Bleiben nur die steuerlichen Zuwendungen, die jede Kommune vom Staat pro Einwohner erhält. Doch diese Entwicklung ist rückläufig: Vor vier Jahren hatte Braunlage noch 6200 Einwohner, aktuell sind es 5998. Für die Stadtkasse ein herber Einschnitt, „jeder Einwohner macht sich mit 1000 Euro bemerkbar“, sagt Grote. In der kommenden Woche soll es ein Gespräch mit der Kommunalaufsicht beim Kreis Goslar geben. „Unsere Aufgabe wird es sein, die Stadt in die Lage zu versetzen, die Vorgaben des Zukunftsvertrags umzusetzen“, sagt Kreissprecher Dirk Lienkamp.
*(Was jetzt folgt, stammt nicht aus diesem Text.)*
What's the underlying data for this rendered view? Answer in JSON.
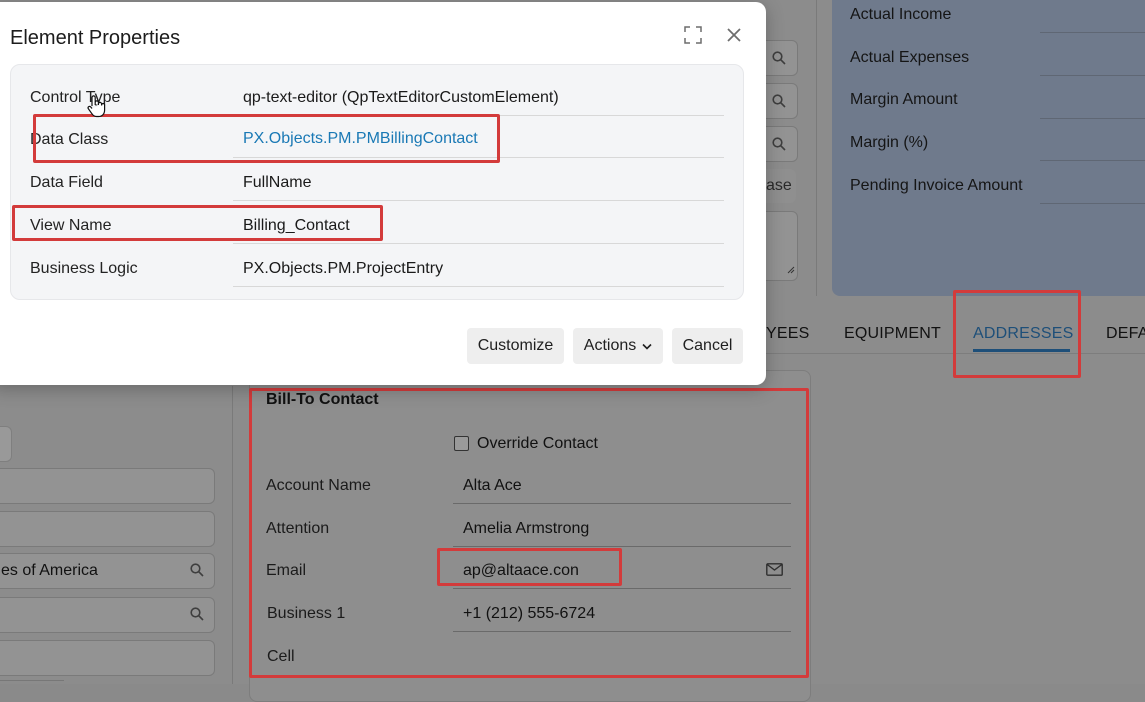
{
  "dialog": {
    "title": "Element Properties",
    "properties": [
      {
        "label": "Control Type",
        "value": "qp-text-editor (QpTextEditorCustomElement)"
      },
      {
        "label": "Data Class",
        "value": "PX.Objects.PM.PMBillingContact"
      },
      {
        "label": "Data Field",
        "value": "FullName"
      },
      {
        "label": "View Name",
        "value": "Billing_Contact"
      },
      {
        "label": "Business Logic",
        "value": "PX.Objects.PM.ProjectEntry"
      }
    ],
    "buttons": {
      "customize": "Customize",
      "actions": "Actions",
      "cancel": "Cancel"
    },
    "icons": {
      "maximize": "maximize-icon",
      "close": "close-icon"
    }
  },
  "summary_panel": {
    "labels": [
      "Actual Income",
      "Actual Expenses",
      "Margin Amount",
      "Margin (%)",
      "Pending Invoice Amount"
    ]
  },
  "background": {
    "partial_button": "ase",
    "country_value": "es of America"
  },
  "tabs": [
    {
      "label": "YEES"
    },
    {
      "label": "EQUIPMENT"
    },
    {
      "label": "ADDRESSES"
    },
    {
      "label": "DEFA"
    }
  ],
  "bill_to_contact": {
    "title": "Bill-To Contact",
    "override_label": "Override Contact",
    "fields": [
      {
        "label": "Account Name",
        "value": "Alta Ace"
      },
      {
        "label": "Attention",
        "value": "Amelia Armstrong"
      },
      {
        "label": "Email",
        "value": "ap@altaace.con"
      },
      {
        "label": "Business 1",
        "value": "+1 (212) 555-6724"
      },
      {
        "label": "Cell",
        "value": ""
      }
    ]
  },
  "colors": {
    "highlight": "#d33b3b",
    "link": "#1a79b5",
    "active_tab": "#1e4f79"
  }
}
Damit sind in der Regel Sparmaßnahmen gemeint, doch da sieht Grote wenig Luft. „Die Kommune unterhält nur das, was man braucht: Schulen, Kindergärten, Feuerwehren“, zählt er auf. Alles in dreifacher Ausführung, denn Braunlage hat drei Ortsteile, die jeweils zwölf Kilometer auseinander liegen. „Da können wir nicht die Wehren zentralisieren, weil sonst die Sicherheit nicht mehr gewährleistet ist.“ Pleite sei seine Stadt aber nicht, betont der Bürgermeister. Braunlage sei nach wie vor kreditwürdig.

Der Entschuldungspakt

Schwarz-gelbes Sanierungsmodell: Mit dem Zukunftsvertrag wollte die schwarz-gelbe Landesregierung Kommunen dazu bringen, sich zusammenzuschließen. Bei den Beteiligten wurde der Zukunftsvertrag auch „Hochzeitsprämie“ genannt. Das Angebot richtete sich vor allem an Kommunen mit einem strukturellen Defizit, also an Gemeinden und Kreise, deren Einnahmen dauerhaft zu gering waren, um die Verwaltungskosten zu tragen. Der Zusammenschluss sollte Kosten sparen, indem Doppelstrukturen abgebaut werden. Dafür übernahm das Land bis zu 75 Prozent der Altschulden der beteiligten Kommunen. Im Gegenzug mussten wiederum die Kommunen Auflagen erfüllen. So wurden meist alle freiwilligen Leistungen gestrichen und bei den Pflichtaufgaben auf Ausgabendisziplin geachtet. Außerdem wurde festgelegt, in welchen Schritten die Kommunen zu einem ausgeglichenen Haushalt kommen sollten. Die rot-grüne Landesregierung hielt die Zukunftsverträge für ungeeignet, die Probleme der defizitären Kommunen zu lösen, und ließ das Modell im März 2013 auslaufen.